Il quotidiano sottolinea come sia lui a scandire i tempi del gioco, a strappare palloni e a dettare la manovra con precisione. Anche nella sfida con la Fiorentina i dati parlano chiaro: 55 passaggi completati, nessuno come lui nel Napoli, e 7 recuperi, primato condiviso con i difensori centrali.
“Lui detta il ritmo e poi difende, sradica palloni agli avversari e governa il gioco della squadra. Anche con la Fiorentina i numeri non hanno fatto altro che confermare la teoria: 55 passaggi, nessuno come lui nell’ambito del Napoli; e 7 possessi guadagnati, come nessuno, neanche i difensori centrali.

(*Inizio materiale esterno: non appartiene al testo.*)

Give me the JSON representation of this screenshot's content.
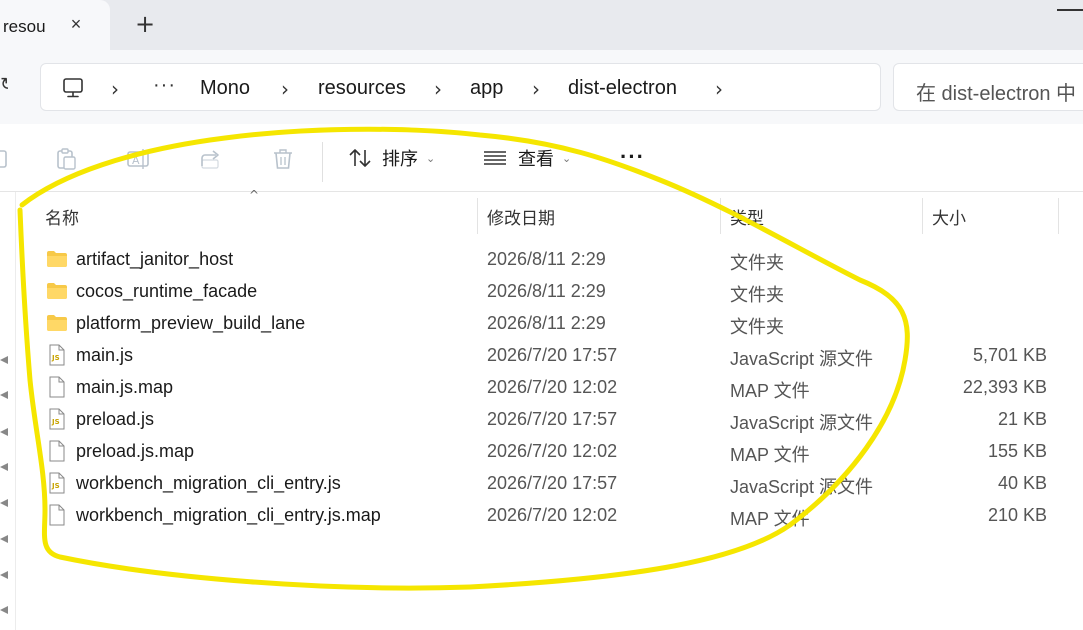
{
  "tab": {
    "title": "resou",
    "close_icon": "×"
  },
  "newtab_icon": "+",
  "address": {
    "ellipsis": "···",
    "crumbs": [
      "Mono",
      "resources",
      "app",
      "dist-electron"
    ],
    "search_placeholder": "在 dist-electron 中"
  },
  "toolbar": {
    "sort_label": "排序",
    "view_label": "查看",
    "more_label": "···"
  },
  "columns": {
    "name": "名称",
    "date": "修改日期",
    "type": "类型",
    "size": "大小"
  },
  "files": [
    {
      "name": "artifact_janitor_host",
      "date": "2026/8/11 2:29",
      "type": "文件夹",
      "size": "",
      "icon": "folder-icon"
    },
    {
      "name": "cocos_runtime_facade",
      "date": "2026/8/11 2:29",
      "type": "文件夹",
      "size": "",
      "icon": "folder-icon"
    },
    {
      "name": "platform_preview_build_lane",
      "date": "2026/8/11 2:29",
      "type": "文件夹",
      "size": "",
      "icon": "folder-icon"
    },
    {
      "name": "main.js",
      "date": "2026/7/20 17:57",
      "type": "JavaScript 源文件",
      "size": "5,701 KB",
      "icon": "js-file-icon"
    },
    {
      "name": "main.js.map",
      "date": "2026/7/20 12:02",
      "type": "MAP 文件",
      "size": "22,393 KB",
      "icon": "file-icon"
    },
    {
      "name": "preload.js",
      "date": "2026/7/20 17:57",
      "type": "JavaScript 源文件",
      "size": "21 KB",
      "icon": "js-file-icon"
    },
    {
      "name": "preload.js.map",
      "date": "2026/7/20 12:02",
      "type": "MAP 文件",
      "size": "155 KB",
      "icon": "file-icon"
    },
    {
      "name": "workbench_migration_cli_entry.js",
      "date": "2026/7/20 17:57",
      "type": "JavaScript 源文件",
      "size": "40 KB",
      "icon": "js-file-icon"
    },
    {
      "name": "workbench_migration_cli_entry.js.map",
      "date": "2026/7/20 12:02",
      "type": "MAP 文件",
      "size": "210 KB",
      "icon": "file-icon"
    }
  ],
  "colors": {
    "annotation": "#f5e600",
    "folder": "#f7c948",
    "accent": "#0067c0"
  }
}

La capacità di essere decisivo, sempre, pur scegliendo ogni volta una forma diversa: con il Cagliari, tanto per raccontarne una, è stato lui a costruire l’azione rifinita da Buongiorno e conclusa da Anguissa in porta, gestendo la pressione e trasformando in leggerissimo un pallone di piombo al minuto 95”.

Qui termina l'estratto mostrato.